If there is a dark and hostile power, laying its treacherous toils within us, by which it holds us fast and draws us along the path of peril and destruction, which we should not otherwise have trod; if, Isay there is such a power, it must form itself inside us and out of ourselves, indeed; it must become identical with ourselves ― E.T.A. Hoffmann, Der Sandmann
These psychological frameworks are triggered even further when Ali learns he is infertile —a painful challenge for any man in a traditional society. Eventually, a mysterious doppelgänger begins to overtake Ali’s life and enact revenge. As the plot unfolds, we witness Ali gradually surrender to this shadow self, a figure who embraces patriarchal narratives and acts upon them willingly. Will Ali accept —and forgive— the mistreatment and murder of his mother? And will he, in turn, become the same kind of husband his father once was?
Domestic violence remains a major threat to women worldwide. According to the WHO, progress is painfully slow: intimate partner violence has decreased by only 0.2% per year over the past two decades.

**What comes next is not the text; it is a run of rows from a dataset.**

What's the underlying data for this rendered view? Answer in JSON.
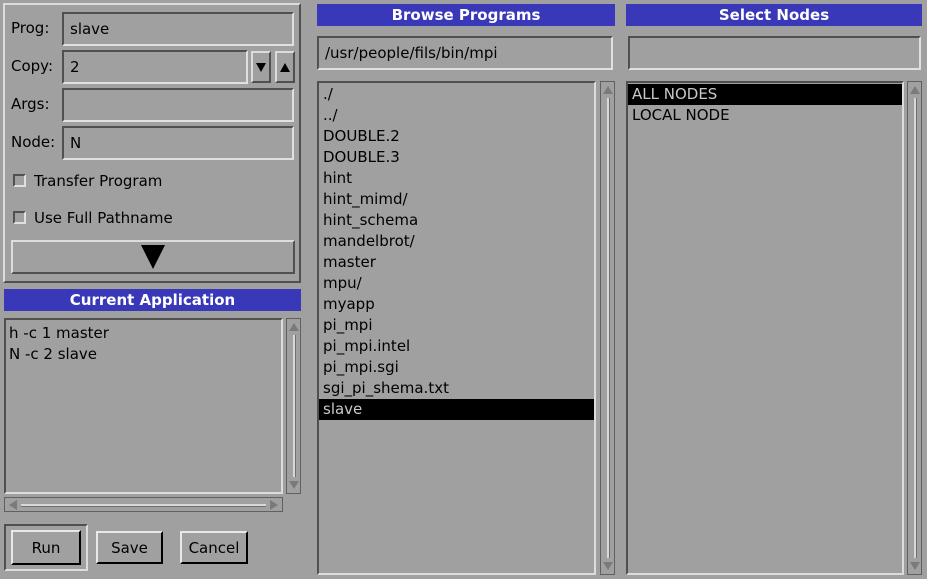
{
  "form": {
    "prog_label": "Prog:",
    "prog_value": "slave",
    "copy_label": "Copy:",
    "copy_value": "2",
    "args_label": "Args:",
    "args_value": "",
    "node_label": "Node:",
    "node_value": "N",
    "transfer_label": "Transfer Program",
    "fullpath_label": "Use Full Pathname"
  },
  "current_app": {
    "title": "Current Application",
    "items": [
      "h -c 1 master",
      "N -c 2 slave"
    ]
  },
  "buttons": {
    "run": "Run",
    "save": "Save",
    "cancel": "Cancel"
  },
  "browse": {
    "title": "Browse Programs",
    "path": "/usr/people/fils/bin/mpi",
    "items": [
      {
        "label": "./",
        "selected": false
      },
      {
        "label": "../",
        "selected": false
      },
      {
        "label": "DOUBLE.2",
        "selected": false
      },
      {
        "label": "DOUBLE.3",
        "selected": false
      },
      {
        "label": "hint",
        "selected": false
      },
      {
        "label": "hint_mimd/",
        "selected": false
      },
      {
        "label": "hint_schema",
        "selected": false
      },
      {
        "label": "mandelbrot/",
        "selected": false
      },
      {
        "label": "master",
        "selected": false
      },
      {
        "label": "mpu/",
        "selected": false
      },
      {
        "label": "myapp",
        "selected": false
      },
      {
        "label": "pi_mpi",
        "selected": false
      },
      {
        "label": "pi_mpi.intel",
        "selected": false
      },
      {
        "label": "pi_mpi.sgi",
        "selected": false
      },
      {
        "label": "sgi_pi_shema.txt",
        "selected": false
      },
      {
        "label": "slave",
        "selected": true
      }
    ]
  },
  "nodes": {
    "title": "Select Nodes",
    "filter": "",
    "items": [
      {
        "label": "ALL NODES",
        "selected": true
      },
      {
        "label": "LOCAL NODE",
        "selected": false
      }
    ]
  },
  "colors": {
    "background": "#a0a0a0",
    "title_bar": "#3838b8",
    "selection": "#000000"
  }
}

The home is still one of the most dangerous places for women, and only about 55% of countries have comprehensive legislation addressing domestic abuse. Statistics remain elusive, as many cases go unreported. The Things You Kill engages with these realities through an elegant yet unsettling linguistic metaphor. In one scene, Ali explains that in Arabic, a single word root can generate multiple meanings, including the verbs to translate and to kill. Is this duality a trap—or an opportunity? As Ali attempts to build a new life, can he kill the destructive patterns of the past, or will they be translated into his present, extinguishing any hope of a reborn humanity?
The director offers no clear answers, but instead provides a powerful impulse for reflection—and that, perhaps, is the greatest impact cinema can have.